ZITADEL is built with two essential patterns. Eventsourcing and CQRS. Due to the nature of eventsourcing ZITADEL provides the unique capability to generate a strong audit trail of ALL the things that happen to its resources, without compromising on storage cost or audit trail length.
The combination with CQRS makes ZITADEL eventual consistent which, from our perspective is a great benefit. It allows us to build a SOR (Source of Records) which is the one single point of truth for all computed states. The SOR needs to be transaction safe to make sure all operations are in order.

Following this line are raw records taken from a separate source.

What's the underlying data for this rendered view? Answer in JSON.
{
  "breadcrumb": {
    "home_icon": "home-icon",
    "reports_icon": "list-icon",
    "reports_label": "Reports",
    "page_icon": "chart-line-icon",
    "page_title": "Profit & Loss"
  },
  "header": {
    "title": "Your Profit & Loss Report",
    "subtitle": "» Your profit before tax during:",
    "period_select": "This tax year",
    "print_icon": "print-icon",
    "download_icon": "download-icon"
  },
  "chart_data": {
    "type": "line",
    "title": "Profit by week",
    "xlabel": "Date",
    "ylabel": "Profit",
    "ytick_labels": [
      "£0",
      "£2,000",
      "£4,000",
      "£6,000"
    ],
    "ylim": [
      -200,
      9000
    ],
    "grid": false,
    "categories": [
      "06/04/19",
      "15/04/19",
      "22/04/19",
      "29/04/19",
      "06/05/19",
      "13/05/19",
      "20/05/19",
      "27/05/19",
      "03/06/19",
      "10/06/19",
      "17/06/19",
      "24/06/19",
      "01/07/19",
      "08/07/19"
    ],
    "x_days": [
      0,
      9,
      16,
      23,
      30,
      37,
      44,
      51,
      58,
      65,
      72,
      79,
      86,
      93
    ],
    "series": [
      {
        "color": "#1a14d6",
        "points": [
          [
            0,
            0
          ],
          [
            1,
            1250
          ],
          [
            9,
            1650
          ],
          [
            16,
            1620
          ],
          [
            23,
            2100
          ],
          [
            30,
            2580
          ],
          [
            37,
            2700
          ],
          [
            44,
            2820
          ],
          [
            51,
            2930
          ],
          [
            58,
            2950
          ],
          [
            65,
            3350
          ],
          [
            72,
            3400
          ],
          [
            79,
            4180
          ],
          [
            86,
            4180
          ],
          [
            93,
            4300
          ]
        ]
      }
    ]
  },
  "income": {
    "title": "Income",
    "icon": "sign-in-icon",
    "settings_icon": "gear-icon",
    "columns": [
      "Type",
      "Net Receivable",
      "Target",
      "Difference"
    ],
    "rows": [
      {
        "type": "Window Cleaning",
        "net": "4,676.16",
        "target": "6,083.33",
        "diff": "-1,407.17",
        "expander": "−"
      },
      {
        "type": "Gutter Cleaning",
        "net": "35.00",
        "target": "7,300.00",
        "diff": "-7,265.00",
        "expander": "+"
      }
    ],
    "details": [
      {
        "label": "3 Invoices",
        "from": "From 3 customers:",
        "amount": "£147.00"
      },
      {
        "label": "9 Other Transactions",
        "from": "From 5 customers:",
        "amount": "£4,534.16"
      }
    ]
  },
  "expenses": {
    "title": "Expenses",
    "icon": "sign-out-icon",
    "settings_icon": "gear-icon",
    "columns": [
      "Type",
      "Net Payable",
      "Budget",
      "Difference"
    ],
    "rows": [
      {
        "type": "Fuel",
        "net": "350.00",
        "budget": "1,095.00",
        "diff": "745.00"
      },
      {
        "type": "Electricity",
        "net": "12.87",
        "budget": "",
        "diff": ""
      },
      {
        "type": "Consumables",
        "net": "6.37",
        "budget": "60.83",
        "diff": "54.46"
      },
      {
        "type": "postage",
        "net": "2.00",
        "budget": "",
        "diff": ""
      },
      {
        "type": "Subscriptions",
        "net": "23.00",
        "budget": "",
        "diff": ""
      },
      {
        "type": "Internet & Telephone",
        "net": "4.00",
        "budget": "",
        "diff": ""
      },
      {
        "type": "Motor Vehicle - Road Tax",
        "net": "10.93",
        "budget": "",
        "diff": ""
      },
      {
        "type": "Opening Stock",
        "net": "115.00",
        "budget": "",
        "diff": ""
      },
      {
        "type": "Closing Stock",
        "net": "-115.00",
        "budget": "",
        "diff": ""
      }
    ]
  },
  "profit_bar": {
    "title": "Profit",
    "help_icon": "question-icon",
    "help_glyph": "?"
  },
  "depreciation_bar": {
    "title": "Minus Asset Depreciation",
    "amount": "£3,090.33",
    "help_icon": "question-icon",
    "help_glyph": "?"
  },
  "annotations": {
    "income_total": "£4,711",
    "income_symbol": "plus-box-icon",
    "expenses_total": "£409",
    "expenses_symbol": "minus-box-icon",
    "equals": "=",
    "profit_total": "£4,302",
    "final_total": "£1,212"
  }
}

Each ZITADEL contains all components of the IAM, from serving as API, rendering / serving GUI's, background processing of events and task or being a GITOPS style operator. This AiO (All in One) approach makes scaling from a single machine to a multi region (multi cluster) seamless.
Component Command Side
The command handler receives all operations who alter a IAM resource. For example if a user changes his name. This information is then passed to command validation for processing of the business logic, for example to make sure that the user actually can change his name. If this succeeds all generated events are inserted into the eventstore when required all within one transaction.
- Transaction safety is a MUST
- Availability MUST be high
When we classify this with the CAP theorem we would choose Consistent and Available but leave Partition Tolerance aside.
The spoolers job is it to keep a query view up-to-date or at least look that it does not have a too big lag behind the eventstore. Each query view has its own spooler who is responsible to look for the events who are relevant to generate the query view. It does this by triggering the relevant projection. Spoolers are especially necessary where someone can query datasets instead of single ids.
The query side has the option to dynamically check the eventstore for newer events on a certain id, see query side for more information Each view can have exactly one spooler, but spoolers are dynamically leader elected, so even if a spooler crashes it will be replaced in a short amount of time.
Component Query Side
The query handler receives all read relevant operations. These can either be query or simple
When receiving a query it will proceed by passing this to the repository which will call the database and return the dataset.
If a request calls for a specific id the call will, most of the times, be revalidated against the eventstore. This is achieved by triggering the projection to make sure that the last sequence of a id is loaded into the query view.
- Easy to query
- Short response times (80%of queries below 100ms on the api server)
- Availability MUST be high
When we classify this with the CAP theorem we would choose Available and Performance but leave Consistent aside TODO explain more here
Component HTTP Server
The http server is responsible for serving the management GUI called ZITADEL Console, serving the static assets and as well rendering server side html (login, password-reset, verification, ...)
A ZITADEL Cluster is a highly available IAM system with each component critical for serving traffic laid out at least three times. As our storage (CockroachDB) relies on Raft it is also necessary to always utilizes odd numbers to address for "split brain" scenarios. Hence our reference design is to have three application nodes and three Storage Nodes.
If you deploy ZITADEL with our GITOPS Tooling ORBOS we create 7 seven nodes. One management, three application and three storage nodes.
You can horizontaly scale zitadel, but we recommend to use multiple cluster instead to reduce the blast radius from impacts to a single cluster
Multi Cluster Architecture
To scale ZITADEL is recommend to create smaller clusters, see cluster architecture and then create a fabric which interconnects the database. In our reference design we recommend to create a cluster per cloud provider or availability zone and to group them into regions.
For example, you can run three cluster for the region switzerland. On with GCE, one with cloudscale and one with inventx.
With this design even the outage of a whole data-center would have a minimal impact as all data is still available at the other two locations.
Cockroach needs to be configured with locality flags to proper distribute data over the zones East - West connectivity for the database can be solved at you discretion. We recommend to expose the public ips and run traffic directly without any VPN or Mesh Use MTLS in combination with IP Allowlist in the firewalls!